Welcome to the official blog of the Law Offices of Kr. Vivek Tanwar Advocate and Associates, where we are dedicated to providing litigation support services for matters related to Labour law. In today’s blog post, we aim to shed light on the prevailing issues surrounding labour law, the legal framework in place for their protection, and the steps we can take as a society to combat these acts. Join us as we explore this critical subject and empower you with the knowledge to protect your rights and safety.

Labour laws in India are a set of regulations and provisions that govern the rights, responsibilities, and working conditions of both employers and employees. These laws aim to ensure fair treatment, social security, and protection for workers. As of my last knowledge update in September 2021, here are some key aspects of labour laws in India:

  1. Industrial Disputes Act, 1947: This act provides regulations for resolving disputes between employers and employees. It covers issues related to layoffs, retrenchment, strikes, lockouts, and the formation of trade unions.
  2. Minimum Wages Act, 1948: This act aims to ensure that workers are paid fair wages by setting minimum wage rates for different industries and regions.
  3. Payment of Wages Act, 1936: This act governs the timely and proper payment of wages to employees, ensuring they are paid regularly and without unauthorized deductions.
  4. Employees’ Provident Funds and Miscellaneous Provisions Act, 1952: This act establishes a compulsory savings scheme for employees, wherein both the employer and employee contribute to a provident fund. This fund provides financial security to employees after retirement.
  5. Employees’ State Insurance Act, 1948: This act establishes a social security system for workers in the organized sector, providing them with medical, maternity, disability, and other benefits.
  6. Factories Act, 1948: This act sets standards for health, safety, and working conditions in factories.
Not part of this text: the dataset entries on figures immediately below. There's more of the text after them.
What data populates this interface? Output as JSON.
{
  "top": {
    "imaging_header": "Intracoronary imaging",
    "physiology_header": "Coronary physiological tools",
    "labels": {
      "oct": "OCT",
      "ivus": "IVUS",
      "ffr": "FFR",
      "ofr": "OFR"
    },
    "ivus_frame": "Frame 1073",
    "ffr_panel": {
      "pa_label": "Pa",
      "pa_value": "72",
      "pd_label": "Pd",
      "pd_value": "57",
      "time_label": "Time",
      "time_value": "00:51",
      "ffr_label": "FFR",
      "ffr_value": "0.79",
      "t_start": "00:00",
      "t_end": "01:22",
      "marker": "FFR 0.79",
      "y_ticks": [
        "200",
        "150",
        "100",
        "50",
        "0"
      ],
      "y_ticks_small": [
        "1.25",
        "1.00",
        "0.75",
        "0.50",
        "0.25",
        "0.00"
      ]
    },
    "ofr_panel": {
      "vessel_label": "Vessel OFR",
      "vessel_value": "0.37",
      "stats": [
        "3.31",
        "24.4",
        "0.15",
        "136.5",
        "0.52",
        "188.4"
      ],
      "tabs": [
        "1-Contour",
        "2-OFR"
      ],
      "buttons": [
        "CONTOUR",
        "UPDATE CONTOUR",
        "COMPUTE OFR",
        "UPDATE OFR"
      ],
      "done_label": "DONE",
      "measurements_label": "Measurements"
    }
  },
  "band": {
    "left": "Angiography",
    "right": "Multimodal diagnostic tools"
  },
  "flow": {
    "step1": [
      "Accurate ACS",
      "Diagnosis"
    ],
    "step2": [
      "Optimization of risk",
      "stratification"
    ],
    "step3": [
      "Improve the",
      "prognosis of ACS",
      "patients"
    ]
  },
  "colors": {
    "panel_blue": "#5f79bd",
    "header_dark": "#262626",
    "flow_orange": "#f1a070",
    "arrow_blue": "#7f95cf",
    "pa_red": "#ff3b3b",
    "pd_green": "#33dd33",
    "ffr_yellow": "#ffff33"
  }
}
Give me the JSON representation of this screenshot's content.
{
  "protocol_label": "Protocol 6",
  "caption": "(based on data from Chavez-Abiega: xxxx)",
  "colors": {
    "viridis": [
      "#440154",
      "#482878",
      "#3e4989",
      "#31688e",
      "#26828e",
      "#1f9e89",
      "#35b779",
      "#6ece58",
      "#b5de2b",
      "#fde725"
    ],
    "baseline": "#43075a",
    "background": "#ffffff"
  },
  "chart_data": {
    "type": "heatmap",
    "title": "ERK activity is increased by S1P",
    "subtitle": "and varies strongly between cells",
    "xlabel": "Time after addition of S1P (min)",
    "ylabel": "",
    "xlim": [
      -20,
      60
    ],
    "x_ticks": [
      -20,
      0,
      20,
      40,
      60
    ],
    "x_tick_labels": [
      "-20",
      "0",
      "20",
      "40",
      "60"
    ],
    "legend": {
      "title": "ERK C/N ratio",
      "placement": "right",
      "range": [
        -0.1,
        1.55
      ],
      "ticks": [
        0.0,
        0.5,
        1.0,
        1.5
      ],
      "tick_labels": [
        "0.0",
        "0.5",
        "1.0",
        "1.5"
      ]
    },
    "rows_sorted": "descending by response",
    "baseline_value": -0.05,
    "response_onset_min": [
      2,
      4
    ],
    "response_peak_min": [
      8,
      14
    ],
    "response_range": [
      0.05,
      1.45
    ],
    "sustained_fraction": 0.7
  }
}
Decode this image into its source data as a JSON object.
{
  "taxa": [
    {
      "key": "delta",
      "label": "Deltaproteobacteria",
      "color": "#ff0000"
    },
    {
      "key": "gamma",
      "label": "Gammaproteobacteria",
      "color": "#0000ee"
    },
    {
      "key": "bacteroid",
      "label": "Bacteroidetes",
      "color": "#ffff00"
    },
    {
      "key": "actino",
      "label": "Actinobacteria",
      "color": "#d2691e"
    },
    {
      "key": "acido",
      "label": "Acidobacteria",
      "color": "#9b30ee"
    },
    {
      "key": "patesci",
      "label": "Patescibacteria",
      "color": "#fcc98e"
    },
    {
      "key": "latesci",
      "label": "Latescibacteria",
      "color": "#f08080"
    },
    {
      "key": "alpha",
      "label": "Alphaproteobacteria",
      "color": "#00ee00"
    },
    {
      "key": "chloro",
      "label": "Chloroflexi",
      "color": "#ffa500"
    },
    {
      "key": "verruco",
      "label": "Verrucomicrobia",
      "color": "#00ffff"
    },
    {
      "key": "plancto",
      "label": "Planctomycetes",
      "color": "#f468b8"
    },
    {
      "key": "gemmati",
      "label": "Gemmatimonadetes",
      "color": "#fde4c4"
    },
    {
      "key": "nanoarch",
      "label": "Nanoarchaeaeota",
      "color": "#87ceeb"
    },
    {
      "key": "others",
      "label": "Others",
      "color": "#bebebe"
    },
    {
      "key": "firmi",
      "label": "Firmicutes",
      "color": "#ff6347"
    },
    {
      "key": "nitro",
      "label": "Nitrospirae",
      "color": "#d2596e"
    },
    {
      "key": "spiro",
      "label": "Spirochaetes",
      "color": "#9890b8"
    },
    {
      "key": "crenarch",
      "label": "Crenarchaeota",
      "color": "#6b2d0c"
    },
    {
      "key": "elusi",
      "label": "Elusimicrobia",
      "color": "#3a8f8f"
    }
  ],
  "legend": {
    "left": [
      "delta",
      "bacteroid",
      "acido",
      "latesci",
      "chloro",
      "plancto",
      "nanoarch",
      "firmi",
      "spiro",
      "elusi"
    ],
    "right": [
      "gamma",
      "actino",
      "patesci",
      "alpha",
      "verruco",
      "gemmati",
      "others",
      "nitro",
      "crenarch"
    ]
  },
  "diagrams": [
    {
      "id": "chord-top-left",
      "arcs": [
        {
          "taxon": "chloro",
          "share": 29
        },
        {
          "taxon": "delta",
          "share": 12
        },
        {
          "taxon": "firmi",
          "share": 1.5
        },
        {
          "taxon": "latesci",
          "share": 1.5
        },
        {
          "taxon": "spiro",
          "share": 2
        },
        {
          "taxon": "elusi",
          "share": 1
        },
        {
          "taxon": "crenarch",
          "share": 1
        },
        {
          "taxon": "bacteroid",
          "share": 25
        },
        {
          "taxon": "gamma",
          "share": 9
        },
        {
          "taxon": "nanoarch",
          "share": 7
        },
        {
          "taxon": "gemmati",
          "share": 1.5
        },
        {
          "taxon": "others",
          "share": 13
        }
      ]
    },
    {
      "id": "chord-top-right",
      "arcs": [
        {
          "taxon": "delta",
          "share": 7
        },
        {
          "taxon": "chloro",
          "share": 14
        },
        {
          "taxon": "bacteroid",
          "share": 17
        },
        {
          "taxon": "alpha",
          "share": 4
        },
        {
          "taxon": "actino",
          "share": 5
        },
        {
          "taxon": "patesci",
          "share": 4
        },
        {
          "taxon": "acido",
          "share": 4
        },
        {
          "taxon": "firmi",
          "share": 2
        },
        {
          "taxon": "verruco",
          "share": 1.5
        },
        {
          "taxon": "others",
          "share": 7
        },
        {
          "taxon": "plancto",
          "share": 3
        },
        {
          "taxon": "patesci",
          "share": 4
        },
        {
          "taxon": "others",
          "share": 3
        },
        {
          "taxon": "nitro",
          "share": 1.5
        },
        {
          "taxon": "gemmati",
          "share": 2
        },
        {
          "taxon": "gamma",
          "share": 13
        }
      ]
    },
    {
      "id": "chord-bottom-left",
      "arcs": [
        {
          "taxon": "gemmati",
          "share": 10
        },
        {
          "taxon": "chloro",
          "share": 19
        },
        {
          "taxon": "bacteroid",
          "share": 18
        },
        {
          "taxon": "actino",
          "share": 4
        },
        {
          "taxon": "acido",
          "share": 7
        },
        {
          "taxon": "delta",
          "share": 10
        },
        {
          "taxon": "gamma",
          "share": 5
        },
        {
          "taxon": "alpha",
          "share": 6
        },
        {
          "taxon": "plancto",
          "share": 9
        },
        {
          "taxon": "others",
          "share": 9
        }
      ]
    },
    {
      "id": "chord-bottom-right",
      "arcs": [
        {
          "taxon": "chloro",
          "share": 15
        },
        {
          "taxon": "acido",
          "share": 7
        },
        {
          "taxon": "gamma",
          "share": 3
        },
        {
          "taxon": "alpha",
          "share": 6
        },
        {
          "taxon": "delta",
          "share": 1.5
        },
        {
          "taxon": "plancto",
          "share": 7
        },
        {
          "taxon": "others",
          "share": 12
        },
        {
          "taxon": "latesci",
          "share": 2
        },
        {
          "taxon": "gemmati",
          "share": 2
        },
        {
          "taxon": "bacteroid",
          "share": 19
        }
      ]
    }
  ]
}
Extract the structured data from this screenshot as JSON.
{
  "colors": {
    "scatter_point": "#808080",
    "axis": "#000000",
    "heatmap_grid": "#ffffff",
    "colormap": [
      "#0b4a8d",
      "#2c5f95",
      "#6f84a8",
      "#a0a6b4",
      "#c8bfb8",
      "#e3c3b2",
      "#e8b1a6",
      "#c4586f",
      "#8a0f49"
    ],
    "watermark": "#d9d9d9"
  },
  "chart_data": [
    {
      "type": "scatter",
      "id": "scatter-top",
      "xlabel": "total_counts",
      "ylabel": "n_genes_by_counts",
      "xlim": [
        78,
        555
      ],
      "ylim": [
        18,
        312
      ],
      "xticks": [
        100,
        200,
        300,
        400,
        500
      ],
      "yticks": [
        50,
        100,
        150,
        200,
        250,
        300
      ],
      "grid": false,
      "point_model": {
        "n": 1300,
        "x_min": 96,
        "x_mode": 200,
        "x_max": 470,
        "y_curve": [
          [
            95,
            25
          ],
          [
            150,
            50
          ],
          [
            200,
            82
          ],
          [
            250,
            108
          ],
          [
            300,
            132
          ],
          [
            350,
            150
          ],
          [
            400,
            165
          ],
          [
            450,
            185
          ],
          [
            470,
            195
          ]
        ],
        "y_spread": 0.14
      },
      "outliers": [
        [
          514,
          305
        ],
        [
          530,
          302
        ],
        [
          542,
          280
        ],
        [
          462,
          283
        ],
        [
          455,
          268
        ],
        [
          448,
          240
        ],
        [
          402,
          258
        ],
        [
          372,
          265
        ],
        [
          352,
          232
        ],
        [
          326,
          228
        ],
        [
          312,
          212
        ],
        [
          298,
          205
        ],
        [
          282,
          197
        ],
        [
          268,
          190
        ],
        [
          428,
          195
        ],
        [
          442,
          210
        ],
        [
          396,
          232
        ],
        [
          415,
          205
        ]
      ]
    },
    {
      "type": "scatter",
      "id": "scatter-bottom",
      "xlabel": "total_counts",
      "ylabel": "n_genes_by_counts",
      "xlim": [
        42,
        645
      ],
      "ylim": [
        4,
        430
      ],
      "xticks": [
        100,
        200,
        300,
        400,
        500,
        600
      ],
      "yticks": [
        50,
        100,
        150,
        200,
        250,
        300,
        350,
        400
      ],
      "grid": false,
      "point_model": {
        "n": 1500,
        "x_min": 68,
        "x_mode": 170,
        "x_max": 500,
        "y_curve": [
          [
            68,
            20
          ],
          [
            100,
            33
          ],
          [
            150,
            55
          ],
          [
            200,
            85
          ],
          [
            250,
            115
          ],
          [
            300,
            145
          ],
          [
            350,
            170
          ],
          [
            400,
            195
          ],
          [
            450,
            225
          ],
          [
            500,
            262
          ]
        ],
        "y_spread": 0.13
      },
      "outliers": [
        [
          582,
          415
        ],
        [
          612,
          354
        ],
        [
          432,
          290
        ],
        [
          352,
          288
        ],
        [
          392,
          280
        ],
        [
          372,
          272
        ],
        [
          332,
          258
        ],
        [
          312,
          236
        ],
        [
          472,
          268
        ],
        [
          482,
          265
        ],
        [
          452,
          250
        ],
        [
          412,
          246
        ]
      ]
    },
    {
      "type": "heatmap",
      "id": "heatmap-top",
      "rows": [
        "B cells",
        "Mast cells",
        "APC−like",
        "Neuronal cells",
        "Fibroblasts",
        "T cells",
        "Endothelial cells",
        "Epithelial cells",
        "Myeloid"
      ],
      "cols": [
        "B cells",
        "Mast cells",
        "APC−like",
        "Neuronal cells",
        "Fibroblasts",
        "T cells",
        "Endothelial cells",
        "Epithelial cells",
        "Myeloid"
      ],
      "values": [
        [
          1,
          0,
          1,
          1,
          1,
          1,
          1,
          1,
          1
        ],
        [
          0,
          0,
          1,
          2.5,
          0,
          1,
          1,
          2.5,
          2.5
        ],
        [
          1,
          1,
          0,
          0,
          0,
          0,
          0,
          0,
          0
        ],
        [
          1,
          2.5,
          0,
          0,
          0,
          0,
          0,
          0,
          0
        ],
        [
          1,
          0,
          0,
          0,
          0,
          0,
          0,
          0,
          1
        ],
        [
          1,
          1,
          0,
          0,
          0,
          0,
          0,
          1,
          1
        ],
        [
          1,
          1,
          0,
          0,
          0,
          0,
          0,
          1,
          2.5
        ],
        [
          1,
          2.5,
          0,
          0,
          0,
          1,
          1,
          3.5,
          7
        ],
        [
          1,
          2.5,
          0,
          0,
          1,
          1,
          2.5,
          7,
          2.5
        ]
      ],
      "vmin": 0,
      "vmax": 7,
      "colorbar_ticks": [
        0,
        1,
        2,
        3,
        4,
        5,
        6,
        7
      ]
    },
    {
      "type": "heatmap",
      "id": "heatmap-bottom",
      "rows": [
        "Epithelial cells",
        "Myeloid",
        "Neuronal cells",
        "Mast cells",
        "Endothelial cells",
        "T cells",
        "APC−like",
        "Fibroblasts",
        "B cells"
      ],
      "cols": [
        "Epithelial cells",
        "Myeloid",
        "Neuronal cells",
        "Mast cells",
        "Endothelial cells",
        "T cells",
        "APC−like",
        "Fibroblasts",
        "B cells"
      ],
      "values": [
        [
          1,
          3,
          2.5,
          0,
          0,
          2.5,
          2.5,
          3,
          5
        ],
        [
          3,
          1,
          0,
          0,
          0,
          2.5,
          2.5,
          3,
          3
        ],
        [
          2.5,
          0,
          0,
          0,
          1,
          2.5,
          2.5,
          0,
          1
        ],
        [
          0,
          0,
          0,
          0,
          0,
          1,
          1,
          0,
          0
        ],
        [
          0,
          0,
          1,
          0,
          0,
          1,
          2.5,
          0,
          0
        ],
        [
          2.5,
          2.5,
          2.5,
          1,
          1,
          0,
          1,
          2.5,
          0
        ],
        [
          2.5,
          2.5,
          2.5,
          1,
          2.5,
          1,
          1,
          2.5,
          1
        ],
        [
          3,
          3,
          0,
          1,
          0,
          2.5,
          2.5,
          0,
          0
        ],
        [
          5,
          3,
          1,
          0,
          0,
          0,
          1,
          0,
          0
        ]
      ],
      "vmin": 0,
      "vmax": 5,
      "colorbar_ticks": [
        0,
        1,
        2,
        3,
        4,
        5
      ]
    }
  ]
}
It covers aspects like ventilation, lighting, cleanliness, and welfare facilities for workers.
  7. Maternity Benefit Act, 1961: This act mandates certain benefits and protections for pregnant women and new mothers, including paid maternity leave and other related provisions.
  8. Child Labor (Prohibition and Regulation) Act, 1986: This act prohibits the employment of children in certain hazardous industries and regulates the working conditions of children in non-hazardous industries.
  9. Equal Remuneration Act, 1976: This act prohibits discrimination in remuneration (wages and benefits) based on gender.
  10. Contract Labor (Regulation and Abolition) Act, 1970: This act regulates the employment of contract labour, ensuring their working conditions are on par with regular employees.
  11. Payment of Bonus Act, 1965: This act mandates payment of annual bonuses to eligible employees, based on their salary and tenure.
  12. Trade Unions Act, 1926: This act provides for the registration and regulation of trade unions, which represent the collective interests of workers.

We are a law firm in the name and style of Law Offices of Kr. Vivek Tanwar Advocate and Associates at Gurugram and Rewari. We are providing litigation support services for matters related to labour Law.

written by -Adv Arti Mudgil

Leave a Reply

Your email address will not be published. Required fields are marked *

This field is required.

This field is required.


The following disclaimer governs the use of this website (“Website”) and the services provided by the Law offices of Kr. Vivek Tanwar Advocate & Associates in accordance with the laws of India. By accessing or using this Website, you acknowledge and agree to the terms and conditions stated in this disclaimer.

The information provided on this Website is for general informational purposes only and should not be considered as legal advice or relied upon as such. The content of this Website is not intended to create, and receipt of it does not constitute, an attorney-client relationship between you and the Law Firm. Any reliance on the information provided on this Website is done at your own risk.

The Law Firm makes no representations or warranties of any kind, express or implied, regarding the accuracy, completeness, reliability, or suitability of the information contained on this Website.

The Law Firm disclaims all liability for any errors or omissions in the content of this Website or for any actions taken in reliance on the information provided herein. The information contained in this website, should not be construed as an act of solicitation of work or advertisement in any manner.